Шрифт:
Интервал:
Закладка:
Теперь нет с нами Федора Сухова. Но мне всегда почему-то кажется, что он ушел совсем ненадолго полюбоваться Волгой, побродить по широким приволжским лугам и оврагам-горам. Поговорить, посоветоваться с природой, набраться у нее земных и небесных сил и снова вернуться домой, в свою убогую завалюху, чтобы работать.

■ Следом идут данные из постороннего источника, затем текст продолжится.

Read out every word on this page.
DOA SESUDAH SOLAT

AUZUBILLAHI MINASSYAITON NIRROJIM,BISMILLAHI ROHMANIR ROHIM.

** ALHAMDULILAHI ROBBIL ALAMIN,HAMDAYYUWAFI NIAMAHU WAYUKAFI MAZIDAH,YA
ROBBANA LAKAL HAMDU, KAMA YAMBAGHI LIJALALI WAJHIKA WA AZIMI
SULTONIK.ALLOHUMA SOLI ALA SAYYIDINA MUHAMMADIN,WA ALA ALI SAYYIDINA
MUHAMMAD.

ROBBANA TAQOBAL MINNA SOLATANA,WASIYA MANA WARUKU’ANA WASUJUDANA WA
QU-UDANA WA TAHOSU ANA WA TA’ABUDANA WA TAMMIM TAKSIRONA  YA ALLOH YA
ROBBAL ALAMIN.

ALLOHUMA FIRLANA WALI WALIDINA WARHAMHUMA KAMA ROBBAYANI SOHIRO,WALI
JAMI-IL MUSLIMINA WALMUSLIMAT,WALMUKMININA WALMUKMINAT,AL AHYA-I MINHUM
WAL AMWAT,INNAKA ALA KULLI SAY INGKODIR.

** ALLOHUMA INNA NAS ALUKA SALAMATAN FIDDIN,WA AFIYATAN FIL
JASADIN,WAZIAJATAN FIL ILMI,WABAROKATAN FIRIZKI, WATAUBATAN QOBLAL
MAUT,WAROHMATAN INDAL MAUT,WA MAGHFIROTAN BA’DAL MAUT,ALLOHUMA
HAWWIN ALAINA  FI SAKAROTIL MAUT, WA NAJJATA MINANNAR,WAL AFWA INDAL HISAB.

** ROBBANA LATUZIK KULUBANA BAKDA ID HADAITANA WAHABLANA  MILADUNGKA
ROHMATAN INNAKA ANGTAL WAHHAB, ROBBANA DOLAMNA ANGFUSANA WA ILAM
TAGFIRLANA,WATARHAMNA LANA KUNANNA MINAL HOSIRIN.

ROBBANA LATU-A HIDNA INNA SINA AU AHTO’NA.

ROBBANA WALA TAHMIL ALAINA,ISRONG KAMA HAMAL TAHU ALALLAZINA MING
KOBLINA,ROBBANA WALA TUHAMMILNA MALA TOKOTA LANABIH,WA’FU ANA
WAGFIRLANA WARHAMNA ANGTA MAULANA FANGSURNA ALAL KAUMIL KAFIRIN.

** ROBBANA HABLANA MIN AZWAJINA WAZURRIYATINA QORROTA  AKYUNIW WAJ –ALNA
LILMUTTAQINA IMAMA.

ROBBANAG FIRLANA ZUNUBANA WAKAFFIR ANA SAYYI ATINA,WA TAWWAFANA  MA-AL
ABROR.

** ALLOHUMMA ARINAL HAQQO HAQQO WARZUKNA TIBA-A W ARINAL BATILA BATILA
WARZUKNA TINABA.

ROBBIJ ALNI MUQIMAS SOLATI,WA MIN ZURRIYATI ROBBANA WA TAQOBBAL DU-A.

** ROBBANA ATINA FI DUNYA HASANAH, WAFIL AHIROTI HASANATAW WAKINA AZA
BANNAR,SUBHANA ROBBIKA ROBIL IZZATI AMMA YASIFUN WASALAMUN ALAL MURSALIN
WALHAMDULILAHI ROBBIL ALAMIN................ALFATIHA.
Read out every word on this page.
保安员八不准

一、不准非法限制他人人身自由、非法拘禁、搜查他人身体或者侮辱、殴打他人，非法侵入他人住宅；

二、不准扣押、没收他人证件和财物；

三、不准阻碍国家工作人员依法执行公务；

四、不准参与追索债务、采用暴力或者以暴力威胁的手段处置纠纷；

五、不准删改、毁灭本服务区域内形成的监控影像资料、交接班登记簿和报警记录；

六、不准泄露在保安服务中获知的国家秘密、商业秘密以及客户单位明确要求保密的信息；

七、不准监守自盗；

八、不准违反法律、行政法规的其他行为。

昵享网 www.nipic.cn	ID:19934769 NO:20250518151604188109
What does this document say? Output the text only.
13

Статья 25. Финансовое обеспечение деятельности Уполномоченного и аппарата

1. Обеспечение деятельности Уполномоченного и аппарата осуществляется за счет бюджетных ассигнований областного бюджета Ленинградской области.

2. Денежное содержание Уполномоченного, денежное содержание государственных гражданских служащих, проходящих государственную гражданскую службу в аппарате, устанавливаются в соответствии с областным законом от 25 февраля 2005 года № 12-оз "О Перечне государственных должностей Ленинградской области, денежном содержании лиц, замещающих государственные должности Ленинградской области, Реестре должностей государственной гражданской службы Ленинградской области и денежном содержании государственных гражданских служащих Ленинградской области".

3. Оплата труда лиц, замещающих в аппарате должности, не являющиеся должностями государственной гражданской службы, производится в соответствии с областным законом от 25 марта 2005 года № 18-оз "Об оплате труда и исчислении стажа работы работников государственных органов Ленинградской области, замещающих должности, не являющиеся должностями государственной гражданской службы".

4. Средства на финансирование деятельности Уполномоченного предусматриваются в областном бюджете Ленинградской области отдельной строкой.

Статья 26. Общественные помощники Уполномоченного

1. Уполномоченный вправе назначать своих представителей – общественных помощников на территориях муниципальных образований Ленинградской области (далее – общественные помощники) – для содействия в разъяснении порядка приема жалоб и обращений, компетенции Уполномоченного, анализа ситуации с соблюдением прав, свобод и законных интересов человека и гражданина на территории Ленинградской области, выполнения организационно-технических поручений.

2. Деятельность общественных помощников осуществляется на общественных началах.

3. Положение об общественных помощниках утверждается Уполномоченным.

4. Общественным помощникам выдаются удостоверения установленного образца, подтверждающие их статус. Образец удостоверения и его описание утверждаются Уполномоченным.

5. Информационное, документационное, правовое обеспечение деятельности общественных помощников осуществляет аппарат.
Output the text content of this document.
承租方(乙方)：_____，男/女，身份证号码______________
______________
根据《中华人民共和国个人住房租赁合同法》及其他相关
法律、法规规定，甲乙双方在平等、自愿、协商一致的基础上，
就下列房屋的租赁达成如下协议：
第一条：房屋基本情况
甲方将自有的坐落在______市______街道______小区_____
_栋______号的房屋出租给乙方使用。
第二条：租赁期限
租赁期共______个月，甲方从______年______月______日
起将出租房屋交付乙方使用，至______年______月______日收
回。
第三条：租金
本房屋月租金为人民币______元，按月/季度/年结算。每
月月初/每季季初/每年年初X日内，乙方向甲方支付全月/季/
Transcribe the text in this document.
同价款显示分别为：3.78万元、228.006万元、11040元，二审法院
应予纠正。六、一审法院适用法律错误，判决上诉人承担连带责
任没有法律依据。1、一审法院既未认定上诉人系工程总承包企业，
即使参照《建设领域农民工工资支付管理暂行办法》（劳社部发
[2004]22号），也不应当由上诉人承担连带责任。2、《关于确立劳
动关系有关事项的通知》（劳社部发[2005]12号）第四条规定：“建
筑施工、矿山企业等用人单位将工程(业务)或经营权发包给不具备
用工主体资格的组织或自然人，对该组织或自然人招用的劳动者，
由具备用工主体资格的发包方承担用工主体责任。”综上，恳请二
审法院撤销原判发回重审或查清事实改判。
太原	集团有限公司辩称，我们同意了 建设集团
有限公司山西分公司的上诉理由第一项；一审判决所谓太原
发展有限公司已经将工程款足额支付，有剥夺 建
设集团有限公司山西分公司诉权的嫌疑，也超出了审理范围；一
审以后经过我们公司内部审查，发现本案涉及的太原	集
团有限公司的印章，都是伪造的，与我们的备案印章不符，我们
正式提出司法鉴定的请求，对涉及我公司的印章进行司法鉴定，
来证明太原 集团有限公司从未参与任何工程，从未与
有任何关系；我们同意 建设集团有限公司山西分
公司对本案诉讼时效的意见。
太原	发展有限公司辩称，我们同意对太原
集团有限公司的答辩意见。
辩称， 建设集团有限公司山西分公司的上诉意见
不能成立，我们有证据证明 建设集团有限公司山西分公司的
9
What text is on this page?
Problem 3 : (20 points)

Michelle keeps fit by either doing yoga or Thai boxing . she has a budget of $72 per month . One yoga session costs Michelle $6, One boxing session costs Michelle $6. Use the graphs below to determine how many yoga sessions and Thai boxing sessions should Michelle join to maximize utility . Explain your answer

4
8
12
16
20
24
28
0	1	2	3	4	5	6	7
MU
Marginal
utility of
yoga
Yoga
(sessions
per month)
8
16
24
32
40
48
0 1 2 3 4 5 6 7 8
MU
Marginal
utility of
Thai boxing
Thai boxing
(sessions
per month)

…Мне хочется на этом свете
Еще немного погрустить…
Допить недопитую чашу,
Ночные оглядеть леса,
Чтоб к предназначенному часу
Прийти с улыбкой мудреца.
30 мая, 1996 г.
Вот такую вводку написал Ф.Г. Сухов к моим стихам, которые я привозил к нему в село Красный Оселок и опубликовал их 19-го августа 1988 г. в газете «Горьковский рабочий».
Лепестки
Затяжная в этом году, холодноватая весна в конце мая, на своем исходе, расщедрилась на тепло, сразу облиствели осины, березы, даже дуб и тот показал свои листочки. Зацвела черемуха, думалось: вот-вот зацветут яблони, но они не спешили, они знают: когда цветет черемуха, возвращаются заморозки, индевеют своими утренниками. К счастью, заморозки не возвратились, тогда-то и распустились, разлепестились яблони. Молодые, они утопли в нестихаемом пчелином гуде, они облились небывало бодрой, заревой розовизной — сказалось благодатное тепло…
Оно сказалось во всей жизни, сказалось в неожиданно попавших на мои глаза стихотворных строках Евгения Молостова. Я читаю их, а в моем огороде радостно лепестятся посаженные мной яблони. По всей вероятности, они услышали вслух произнесенные мной добрые строки, что, как лепестки тех же яблонь, умиляют душу, укрепляют веру в торжество человеческого разума, его мирного созидания.
Федор Сухов
Село Красный Оселок, май, 1988 год»
Поездка в село Константиново на родину С. Есенина
Меня иногда спрашивают, какое место в моей жизни, жизни рабочего человека, занимает поэзия. Я думаю, ищу ответ, и на намять приходят первые послевоенные годы, мое детство. К нам в деревню мужчин с войны вернулось мало, а работы невпроворот. Техника кое-какая. И не своя. Сеялку и молотилку брали на время из соседнего совхоза, да еще за них отрабатывали на совхозных полях: пропалывали огурцы, морковь. Из МТС приходил старый, истрепанный тракторишко. О стогометателе и комбайне только мечтали. Вся работа вручную. Каким испытанием легло на плечи женщин то время — и сказать трудно. Не потому ли и называли их в ту пору «двужильными». В каждой избе — пятеро, трое… И надо каждый день бежать в поле — с утра до позднего вечера женщины наши не разгибали спины. Казалось, какие тут радости? До них ли? Но нет. Как ни трудно приходилось, они не расставались с песнями, шутками. Друг друга подзадоривали. И работа спорилась. Наверное, каждая понимала: слезами нужду с плеч не скинуть.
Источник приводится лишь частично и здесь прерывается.